Dans l’arrêt Jugessur Mrs Shati & ORS vs Bestel Joseph Christian Yann & ANOR la Cour suprême ne se prononce pas sur l’immoralité du concubinage, à la différence d’autres arrêts antérieurs portant sur la même question. Ainsi, dans l’arrêt de notre Cour suprême Moutou vs Mauritius Government Railways12 de 1933, le Juge PETRIDES qualifie le concubinage d’immoral en termes suivants : « I consider, however, that it is not necessary for the purpose of this jugement to decide whether that is so13, in view of the conclusion I have come to that an action does not lie under Art. 1382 by reason of the termination of a pacte immoral such as that of concubinage ». En revanche, dans l’arrêt Naikoo vs Société Héritiers Bhogun14 la Cour suprême énonce en termes clairs et nets que les concubinages simples ne sont plus considérés comme immoraux : « As for material damages, the question is not free from difficulty, but the better opinion seems to be that the concubine cannot recover such damages, not because concubinage is illegal or immoral (…) ». La réparation du préjudice par ricochet d’une concubine en cas de décès de son concubin avec lequel elle vivait en concubinage simple ne peut donc être refusée sur ce fondement.
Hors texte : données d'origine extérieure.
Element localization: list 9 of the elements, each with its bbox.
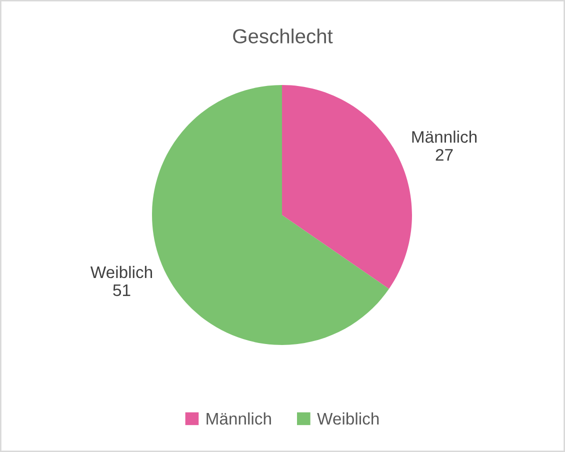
chart-title: Geschlecht: [233, 28, 333, 44]
pie-slice: [282, 85, 412, 289]
slice-label: Weiblich: [90, 266, 152, 278]
legend-label: Männlich: [206, 412, 271, 425]
legend-label: Weiblich: [317, 412, 379, 425]
data-label: 51: [113, 284, 130, 296]
slice-label: Männlich: [412, 130, 477, 143]
pie-slice: [152, 85, 389, 345]
data-label: 27: [436, 148, 453, 161]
L’appréciation de la moralité du concubinage, effectuée dans l’arrêt de la Cour suprême de Maurice Naikoo vs Société Héritiers Bhogun, est conforme à celle découlant de la jurisprudence actuelle de la Cour de cassation française15. Dans un arrêt du 17 mars 1970, les juges de la Chambre criminelle de la Cour de cassation16 ont considéré que le concubinage simple de la victime par ricochet n’était pas une situation illicite (illégale ou immorale)17.
L’absence de toute référence à l’immoralité du concubinage dans l’arrêt de la Cour suprême de Maurice Jugessur Mrs Shati & ORS vs Bestel Joseph Christian Yann & ANOR ne saurait nous étonner, eu égard à l’évolution de la société mauricienne où le nombre de concubinages n’est pas négligeable, malgré l’absence de statistiques officielles. Le nombre sans cesse croissant de concubinages à Maurice révèle que la communauté de vie entre deux personnes n’étant pas civilement mariées n’est plus forcément regardée d’un mauvais œil, comme une situation immorale ou illégale18, de même qu’elle ne l’était pas dans l’arrêt de la Chambre criminelle de la Cour de cassation française du 17 mars 1970 cité plus haut19.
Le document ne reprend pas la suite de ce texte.